College and her professional career took her around the country including time in Ithaca New York, Boston, Chicago, Boulder and the Bay Area.
"Between living in so many cities and loving to travel, I've eaten in a lot of places. I am often teased by friends for always, at the mention of a city, having a recommendation for a place to eat."
We were curious about what she would choose for a perfect food day. Will she splurge or stick to a nutritious and balanced day of meals?
Here is Monika Woolsey's perfect food day:
I had a hard time narrowing down a perfect day, as I rarely eat the same thing twice. It's all good and a "repeat eat" could mean not getting to try something else new and fun! The only thing I couldn't fit in here somewhere was a good glass of Malbec. That's ok, I'll save that for another perfect day!
Breakfast: A late summer visit to the Mar Vista Farmer's Market (West Los Angeles). I'd start off by sharing nutella and spinach crepes with a friend, cruise through the dozens of different pluots at the sampling table, then finish by tasting one of each of Patricia Tsai's stone ground chocolate flavors over at the Choco Vivo booth. Better yet, plop me at a farmer's market I've never visited (Istanbul, Seattle, or somewhere in Provence, and just let me explore. I'm guessing that I might be the only person whose entire bucket list is farmer's markets I'd like to try!
Morning: An strawberry agua fresca or orange/nopales juice at Ranch Market here in Phoenix. So refreshing on one of those summer days so hot and dusty the theme song from "The Good, The Bad and The Ugly" won't stop looping through your brain.
Lunch: Lunch would definitely have to be anything cooked in a fishing village along the Baja Coast.

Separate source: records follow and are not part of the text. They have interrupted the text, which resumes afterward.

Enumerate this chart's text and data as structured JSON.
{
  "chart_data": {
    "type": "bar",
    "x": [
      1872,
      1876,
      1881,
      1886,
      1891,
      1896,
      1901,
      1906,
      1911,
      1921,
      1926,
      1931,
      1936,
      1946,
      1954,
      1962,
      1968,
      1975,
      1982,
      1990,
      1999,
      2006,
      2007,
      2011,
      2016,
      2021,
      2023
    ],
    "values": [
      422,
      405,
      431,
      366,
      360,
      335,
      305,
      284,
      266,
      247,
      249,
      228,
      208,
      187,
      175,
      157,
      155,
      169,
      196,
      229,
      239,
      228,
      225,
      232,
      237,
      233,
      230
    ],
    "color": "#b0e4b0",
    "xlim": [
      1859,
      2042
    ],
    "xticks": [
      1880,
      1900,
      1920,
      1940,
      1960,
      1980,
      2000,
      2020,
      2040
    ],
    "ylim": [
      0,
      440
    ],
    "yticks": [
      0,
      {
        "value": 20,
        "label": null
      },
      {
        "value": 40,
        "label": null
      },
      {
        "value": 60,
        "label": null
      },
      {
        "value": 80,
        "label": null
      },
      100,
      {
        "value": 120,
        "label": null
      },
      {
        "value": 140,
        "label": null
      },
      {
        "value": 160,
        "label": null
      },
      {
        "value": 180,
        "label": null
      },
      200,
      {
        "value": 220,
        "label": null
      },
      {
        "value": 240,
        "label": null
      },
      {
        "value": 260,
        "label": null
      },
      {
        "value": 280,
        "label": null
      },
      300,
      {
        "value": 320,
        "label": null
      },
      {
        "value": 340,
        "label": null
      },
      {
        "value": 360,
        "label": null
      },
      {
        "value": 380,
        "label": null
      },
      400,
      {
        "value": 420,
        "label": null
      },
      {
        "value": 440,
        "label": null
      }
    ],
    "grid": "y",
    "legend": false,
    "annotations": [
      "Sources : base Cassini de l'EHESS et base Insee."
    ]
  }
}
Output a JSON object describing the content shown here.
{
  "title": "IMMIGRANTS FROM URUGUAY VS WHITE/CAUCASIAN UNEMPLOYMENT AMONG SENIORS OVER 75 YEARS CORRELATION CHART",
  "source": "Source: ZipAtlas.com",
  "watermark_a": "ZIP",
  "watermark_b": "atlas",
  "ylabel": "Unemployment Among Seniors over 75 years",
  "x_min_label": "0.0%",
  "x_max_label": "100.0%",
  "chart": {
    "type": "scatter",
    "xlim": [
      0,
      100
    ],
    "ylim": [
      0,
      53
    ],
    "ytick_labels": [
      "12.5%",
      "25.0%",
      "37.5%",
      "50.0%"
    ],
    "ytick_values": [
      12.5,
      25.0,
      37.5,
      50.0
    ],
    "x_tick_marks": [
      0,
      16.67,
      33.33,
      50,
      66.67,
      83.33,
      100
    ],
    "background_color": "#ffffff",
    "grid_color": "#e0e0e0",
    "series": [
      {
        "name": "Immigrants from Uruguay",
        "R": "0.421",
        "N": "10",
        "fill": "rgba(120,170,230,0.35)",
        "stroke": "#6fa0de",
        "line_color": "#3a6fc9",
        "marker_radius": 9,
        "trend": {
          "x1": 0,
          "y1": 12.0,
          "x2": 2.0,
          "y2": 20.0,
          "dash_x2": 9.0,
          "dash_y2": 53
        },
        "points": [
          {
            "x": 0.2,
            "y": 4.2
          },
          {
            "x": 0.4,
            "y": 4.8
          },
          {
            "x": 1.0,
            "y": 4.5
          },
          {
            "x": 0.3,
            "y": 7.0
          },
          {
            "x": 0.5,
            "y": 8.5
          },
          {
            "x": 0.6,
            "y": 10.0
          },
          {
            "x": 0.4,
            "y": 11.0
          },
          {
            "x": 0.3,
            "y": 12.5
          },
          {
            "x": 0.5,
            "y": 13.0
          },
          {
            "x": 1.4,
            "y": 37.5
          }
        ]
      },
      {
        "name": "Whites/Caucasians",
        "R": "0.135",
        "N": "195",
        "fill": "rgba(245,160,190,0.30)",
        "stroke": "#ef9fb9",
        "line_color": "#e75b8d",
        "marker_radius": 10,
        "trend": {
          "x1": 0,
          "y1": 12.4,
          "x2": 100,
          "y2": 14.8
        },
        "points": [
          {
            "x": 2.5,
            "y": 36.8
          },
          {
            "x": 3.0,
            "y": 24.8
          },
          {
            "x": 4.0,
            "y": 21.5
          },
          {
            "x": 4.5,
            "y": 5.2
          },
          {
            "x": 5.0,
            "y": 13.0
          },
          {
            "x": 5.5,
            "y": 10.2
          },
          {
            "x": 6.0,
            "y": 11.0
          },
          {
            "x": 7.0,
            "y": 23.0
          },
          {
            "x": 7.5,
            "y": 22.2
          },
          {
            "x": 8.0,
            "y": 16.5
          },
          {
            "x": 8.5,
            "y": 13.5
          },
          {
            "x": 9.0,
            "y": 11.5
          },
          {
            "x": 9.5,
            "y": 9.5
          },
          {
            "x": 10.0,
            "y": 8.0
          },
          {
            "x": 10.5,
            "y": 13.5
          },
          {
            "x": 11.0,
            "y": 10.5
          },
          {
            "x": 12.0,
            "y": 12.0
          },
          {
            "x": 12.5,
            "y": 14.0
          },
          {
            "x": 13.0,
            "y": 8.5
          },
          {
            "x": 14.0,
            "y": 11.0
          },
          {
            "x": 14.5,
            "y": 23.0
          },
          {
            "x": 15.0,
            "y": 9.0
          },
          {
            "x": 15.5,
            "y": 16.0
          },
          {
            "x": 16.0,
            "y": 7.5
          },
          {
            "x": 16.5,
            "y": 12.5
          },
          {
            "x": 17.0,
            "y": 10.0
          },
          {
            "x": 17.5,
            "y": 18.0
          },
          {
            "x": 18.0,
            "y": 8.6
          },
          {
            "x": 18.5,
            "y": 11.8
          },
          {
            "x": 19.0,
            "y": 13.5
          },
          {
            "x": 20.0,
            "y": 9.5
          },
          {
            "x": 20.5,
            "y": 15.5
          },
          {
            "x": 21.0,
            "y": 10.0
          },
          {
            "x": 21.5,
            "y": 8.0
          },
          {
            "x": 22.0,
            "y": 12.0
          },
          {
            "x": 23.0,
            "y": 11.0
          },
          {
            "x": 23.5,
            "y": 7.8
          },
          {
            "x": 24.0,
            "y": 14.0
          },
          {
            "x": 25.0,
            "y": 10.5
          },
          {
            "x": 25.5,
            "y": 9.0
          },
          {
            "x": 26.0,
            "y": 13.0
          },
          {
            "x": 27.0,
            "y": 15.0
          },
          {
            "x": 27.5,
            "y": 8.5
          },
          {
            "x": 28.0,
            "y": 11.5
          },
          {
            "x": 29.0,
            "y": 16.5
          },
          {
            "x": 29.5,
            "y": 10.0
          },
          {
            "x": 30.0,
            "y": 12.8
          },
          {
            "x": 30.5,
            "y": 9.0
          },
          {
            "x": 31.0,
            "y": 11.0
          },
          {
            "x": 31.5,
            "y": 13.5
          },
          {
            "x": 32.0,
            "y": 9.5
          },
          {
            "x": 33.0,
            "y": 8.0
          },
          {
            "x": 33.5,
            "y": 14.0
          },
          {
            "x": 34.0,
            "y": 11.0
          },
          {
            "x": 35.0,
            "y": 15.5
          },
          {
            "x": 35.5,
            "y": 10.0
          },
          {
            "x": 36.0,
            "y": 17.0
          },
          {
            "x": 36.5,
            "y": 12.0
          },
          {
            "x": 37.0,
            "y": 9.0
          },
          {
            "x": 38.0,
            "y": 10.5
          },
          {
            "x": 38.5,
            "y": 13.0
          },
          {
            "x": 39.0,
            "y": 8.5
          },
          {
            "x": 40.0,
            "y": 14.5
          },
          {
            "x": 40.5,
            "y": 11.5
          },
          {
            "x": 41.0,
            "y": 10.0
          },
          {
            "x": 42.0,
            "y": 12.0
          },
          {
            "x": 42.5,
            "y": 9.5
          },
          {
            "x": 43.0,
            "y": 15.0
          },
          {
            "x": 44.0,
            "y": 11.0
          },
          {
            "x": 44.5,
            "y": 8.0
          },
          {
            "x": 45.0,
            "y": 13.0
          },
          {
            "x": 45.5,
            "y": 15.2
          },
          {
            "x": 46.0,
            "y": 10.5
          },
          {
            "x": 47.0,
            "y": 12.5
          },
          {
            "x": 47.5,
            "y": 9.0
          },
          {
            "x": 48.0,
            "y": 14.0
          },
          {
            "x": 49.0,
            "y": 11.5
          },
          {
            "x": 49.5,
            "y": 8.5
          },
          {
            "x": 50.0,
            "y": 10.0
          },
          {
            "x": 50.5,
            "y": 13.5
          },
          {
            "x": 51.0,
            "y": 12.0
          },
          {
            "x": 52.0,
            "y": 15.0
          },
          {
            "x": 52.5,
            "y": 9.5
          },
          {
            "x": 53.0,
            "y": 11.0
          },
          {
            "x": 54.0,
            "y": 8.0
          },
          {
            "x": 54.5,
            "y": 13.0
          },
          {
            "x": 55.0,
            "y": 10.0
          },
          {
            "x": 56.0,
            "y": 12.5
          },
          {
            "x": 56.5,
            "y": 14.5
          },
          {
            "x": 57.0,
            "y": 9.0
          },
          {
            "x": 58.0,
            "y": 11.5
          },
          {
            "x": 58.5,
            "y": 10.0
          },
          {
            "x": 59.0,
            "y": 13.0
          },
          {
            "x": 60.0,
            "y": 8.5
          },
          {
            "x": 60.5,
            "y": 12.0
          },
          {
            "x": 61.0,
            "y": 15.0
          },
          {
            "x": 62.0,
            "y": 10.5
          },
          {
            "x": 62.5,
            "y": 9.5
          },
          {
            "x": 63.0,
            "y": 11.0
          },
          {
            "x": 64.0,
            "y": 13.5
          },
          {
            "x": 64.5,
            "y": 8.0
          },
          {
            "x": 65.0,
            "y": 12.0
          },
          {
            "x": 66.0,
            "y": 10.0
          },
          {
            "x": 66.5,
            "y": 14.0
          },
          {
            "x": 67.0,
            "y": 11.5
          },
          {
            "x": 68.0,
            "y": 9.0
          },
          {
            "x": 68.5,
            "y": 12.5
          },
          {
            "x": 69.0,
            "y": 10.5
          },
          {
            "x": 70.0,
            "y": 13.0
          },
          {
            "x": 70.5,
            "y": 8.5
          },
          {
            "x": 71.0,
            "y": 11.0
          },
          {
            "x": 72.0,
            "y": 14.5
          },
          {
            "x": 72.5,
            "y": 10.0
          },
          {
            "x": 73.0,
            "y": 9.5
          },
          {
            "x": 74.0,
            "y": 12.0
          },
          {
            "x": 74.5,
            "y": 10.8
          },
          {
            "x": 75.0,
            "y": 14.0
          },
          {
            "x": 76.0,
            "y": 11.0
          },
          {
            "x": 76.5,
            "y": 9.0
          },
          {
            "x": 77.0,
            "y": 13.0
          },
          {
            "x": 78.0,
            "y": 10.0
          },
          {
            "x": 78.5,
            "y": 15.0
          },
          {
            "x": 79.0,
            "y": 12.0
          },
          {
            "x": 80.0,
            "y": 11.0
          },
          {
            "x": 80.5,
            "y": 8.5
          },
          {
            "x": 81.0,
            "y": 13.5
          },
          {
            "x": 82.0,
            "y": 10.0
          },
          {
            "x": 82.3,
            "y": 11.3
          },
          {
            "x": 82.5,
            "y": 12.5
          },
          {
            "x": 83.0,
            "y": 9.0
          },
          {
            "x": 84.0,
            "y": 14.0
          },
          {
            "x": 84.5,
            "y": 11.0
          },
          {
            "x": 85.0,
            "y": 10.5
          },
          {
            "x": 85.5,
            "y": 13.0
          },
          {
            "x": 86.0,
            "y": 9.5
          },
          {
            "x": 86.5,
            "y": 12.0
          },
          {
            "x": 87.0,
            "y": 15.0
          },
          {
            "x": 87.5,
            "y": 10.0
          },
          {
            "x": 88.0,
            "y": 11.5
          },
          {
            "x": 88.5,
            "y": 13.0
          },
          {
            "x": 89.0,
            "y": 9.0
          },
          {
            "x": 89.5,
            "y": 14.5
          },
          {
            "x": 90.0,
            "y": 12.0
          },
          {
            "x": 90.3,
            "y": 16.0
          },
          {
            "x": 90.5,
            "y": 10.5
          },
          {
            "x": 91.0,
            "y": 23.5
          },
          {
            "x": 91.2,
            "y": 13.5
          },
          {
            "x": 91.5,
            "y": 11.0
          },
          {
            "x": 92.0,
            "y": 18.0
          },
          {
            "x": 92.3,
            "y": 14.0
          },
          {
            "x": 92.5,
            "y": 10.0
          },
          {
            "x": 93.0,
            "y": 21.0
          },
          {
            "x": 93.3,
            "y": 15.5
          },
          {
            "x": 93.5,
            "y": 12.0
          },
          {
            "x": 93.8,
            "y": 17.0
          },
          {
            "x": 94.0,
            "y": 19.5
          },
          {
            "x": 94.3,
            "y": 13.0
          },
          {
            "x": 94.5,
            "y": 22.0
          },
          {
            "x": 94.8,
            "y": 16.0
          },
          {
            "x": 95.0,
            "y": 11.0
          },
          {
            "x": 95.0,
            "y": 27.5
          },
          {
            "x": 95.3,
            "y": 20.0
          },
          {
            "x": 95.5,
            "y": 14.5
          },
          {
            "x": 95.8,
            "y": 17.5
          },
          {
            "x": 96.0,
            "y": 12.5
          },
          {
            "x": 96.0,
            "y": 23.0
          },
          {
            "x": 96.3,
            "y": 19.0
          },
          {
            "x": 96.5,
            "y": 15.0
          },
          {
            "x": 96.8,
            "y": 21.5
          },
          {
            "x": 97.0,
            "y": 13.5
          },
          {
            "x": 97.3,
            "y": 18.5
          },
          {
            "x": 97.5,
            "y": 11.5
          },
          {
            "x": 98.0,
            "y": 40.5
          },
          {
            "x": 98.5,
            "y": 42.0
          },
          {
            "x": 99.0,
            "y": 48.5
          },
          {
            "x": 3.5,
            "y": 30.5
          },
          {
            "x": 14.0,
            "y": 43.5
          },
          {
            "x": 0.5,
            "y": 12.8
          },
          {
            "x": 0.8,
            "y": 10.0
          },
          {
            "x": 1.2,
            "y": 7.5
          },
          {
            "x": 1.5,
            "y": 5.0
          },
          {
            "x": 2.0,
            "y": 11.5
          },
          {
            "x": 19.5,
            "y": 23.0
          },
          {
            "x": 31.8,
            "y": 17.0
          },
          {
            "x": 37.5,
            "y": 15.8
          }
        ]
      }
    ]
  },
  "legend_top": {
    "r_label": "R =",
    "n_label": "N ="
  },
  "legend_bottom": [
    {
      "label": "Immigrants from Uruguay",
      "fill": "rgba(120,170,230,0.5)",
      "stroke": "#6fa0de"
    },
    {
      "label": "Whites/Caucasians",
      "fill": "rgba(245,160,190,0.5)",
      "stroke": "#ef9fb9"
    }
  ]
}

For three years, I was the interpreter coordinator for the Flying Samaritans, a charitable group that conducted free medical clinics in fishing villages in Baja California Sur. The people we helped were not allowed to pay us for our services, so to show their gratitude they would always fix us lunch. And lunch was always whatever they pulled out of the water that morning. It could be dorado, or it could be lobster, usually served with fresh cabbage and drizzled with fresh lime juice, served up in homemade corn tortillas and coiffed with a frosty Negro Modelo. But whatever it was, it was always fresh, it was always prepared with love, and it always hit the spot.
Afternoon: Café con leche on a Costa Rican beach.
Dinner: Get Tucson folks living in Phoenix together and they will invariably gravitate toward discussing one of life's big mysteries, which is why is it that Phoenix can lie so geographically close to its southern neighbor and (1) not have a single person who knows how to make those paperthin armpit tortillas Tucsonans take for granted and (2) not dry their meat on the roof? Both of those can be found in a carne seca burrito and tastily washed down with a perfectly mixed margarita on the patio at Casa Molina. When friends visit Phoenix and have an extra day for a road trip, I always send them to the Arizona-Sonora Desert Museum and the Casa Molina patio, and both invariably earn rave reviews.
Dessert: Fresh berries picked on a hike in Michigan's Upper Peninsula, or fresh cherries from my mother's Onkel Gustav's tree on his German farm. No better way to end a day than with juice-stained lips and a belly full of summer fruit.